26 Dec, 2016

    Love & Bullshit

    26 Dec, 2016

      Sadly, my Great-Uncle Sy (of Blessed Memory) just passed away. He was age 87. He was a wonderfully quirky man. A socially conscious, health-conscious CPA and avid bicyclist, he ate greens with leporine fervor, pedaled to work and bicycled up and down the East Coast with his kids, my cousins (first cousins, once removed, if you want to be technical about it…which you probably don’t). I think he was more comfortable on a bicycle than driving a car, if wearing a helmet while doing the latter was any indication. (No, he didn’t drive a Jeep, where a helmet could potentially be a good safety device. It was a Subaru, known more for love than rollovers.)

      Perhaps the best encapsulation of Uncle Sy was the wisdom he shared one Thanksgiving dinner: “It’s all bullshit, Marc.” A bit much for a five-year-old to fully grasp. But the older I got, the more I understood what he was talking about. It was a cautionary expression of what too often feels like the futility of many aspects of life. Life doesn’t always operate on the merit system nor always reward kindness and goodness. (But enough about the Election.) Yet there was also a playfulness and implicit hopefulness in his words, a knowing resignation of its truth, while gently poking at its fatalism.

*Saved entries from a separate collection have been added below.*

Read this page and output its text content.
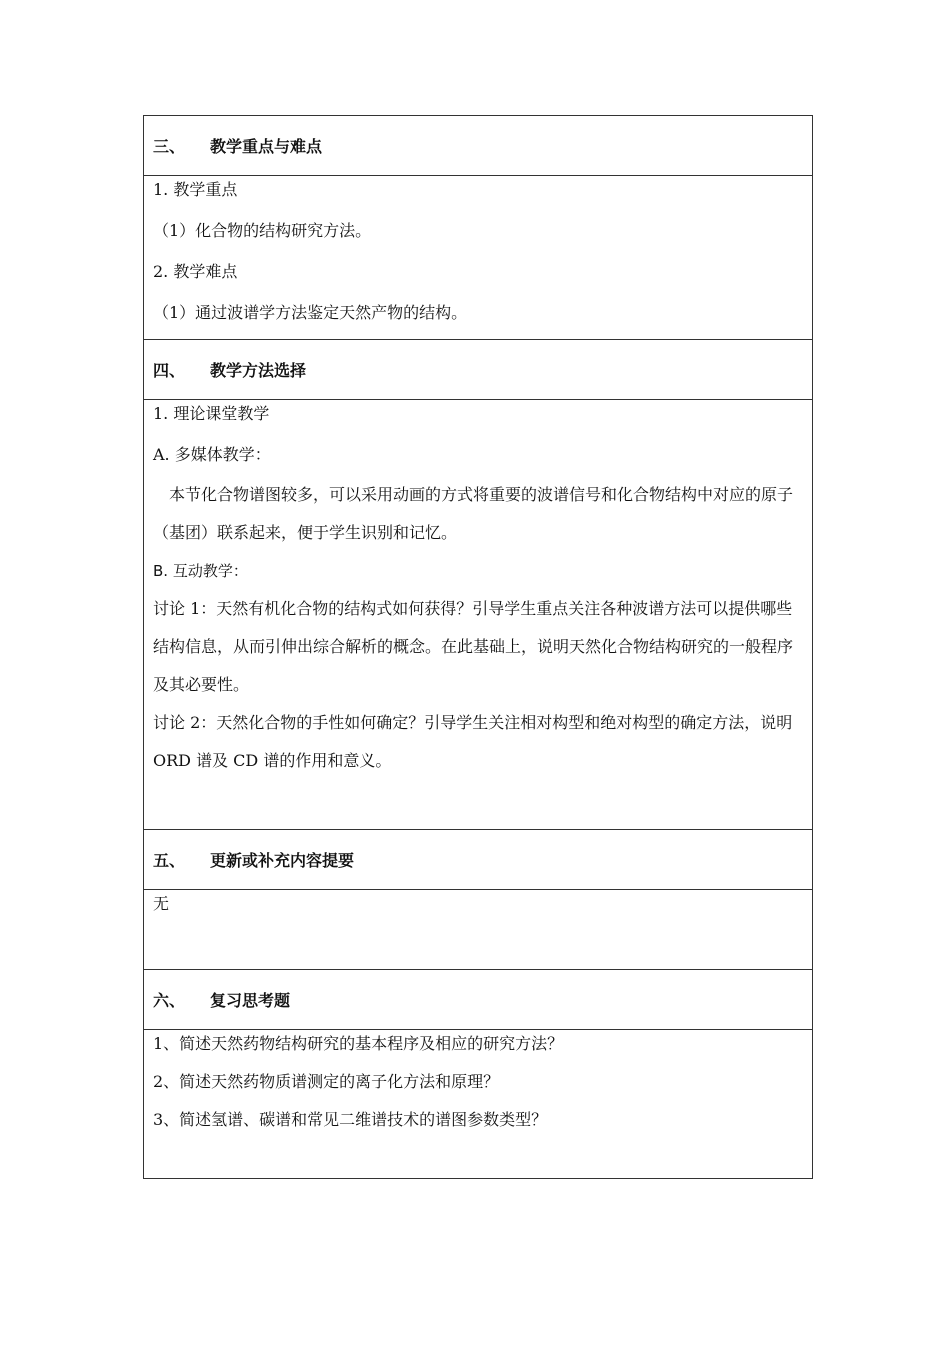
三、	教学重点与难点
1. 教学重点
（1）化合物的结构研究方法。
2. 教学难点
（1）通过波谱学方法鉴定天然产物的结构。
四、	教学方法选择
1. 理论课堂教学
A. 多媒体教学：

本节化合物谱图较多，可以采用动画的方式将重要的波谱信号和化合物结构中对应的原子（基团）联系起来，便于学生识别和记忆。

B. 互动教学：

讨论 1：天然有机化合物的结构式如何获得？引导学生重点关注各种波谱方法可以提供哪些结构信息，从而引伸出综合解析的概念。在此基础上，说明天然化合物结构研究的一般程序及其必要性。

讨论 2：天然化合物的手性如何确定？引导学生关注相对构型和绝对构型的确定方法，说明 ORD 谱及 CD 谱的作用和意义。

五、	更新或补充内容提要
无
六、	复习思考题
1、简述天然药物结构研究的基本程序及相应的研究方法？
2、简述天然药物质谱测定的离子化方法和原理？
3、简述氢谱、碳谱和常见二维谱技术的谱图参数类型？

      I miss him and my late Aunt Iris, who sadly passed five months earlier, though thankfully, he did not know, a rare “benefit” of his dementia. She, too, was wonderfully quirky and edgy. She voiced her strong opinions in a voice that resembled Marge Simpson’s. Though I’m still slightly scarred from when she (Aunt Iris, not Marge) ran naked through the house when we were children, I admire that she wanted to donate her body to the Harvard Medical School for research (but not until she had died). I remember my great-aunt and great-uncle with fondness and an appreciation of their free spirits—may their memories always be a blessing.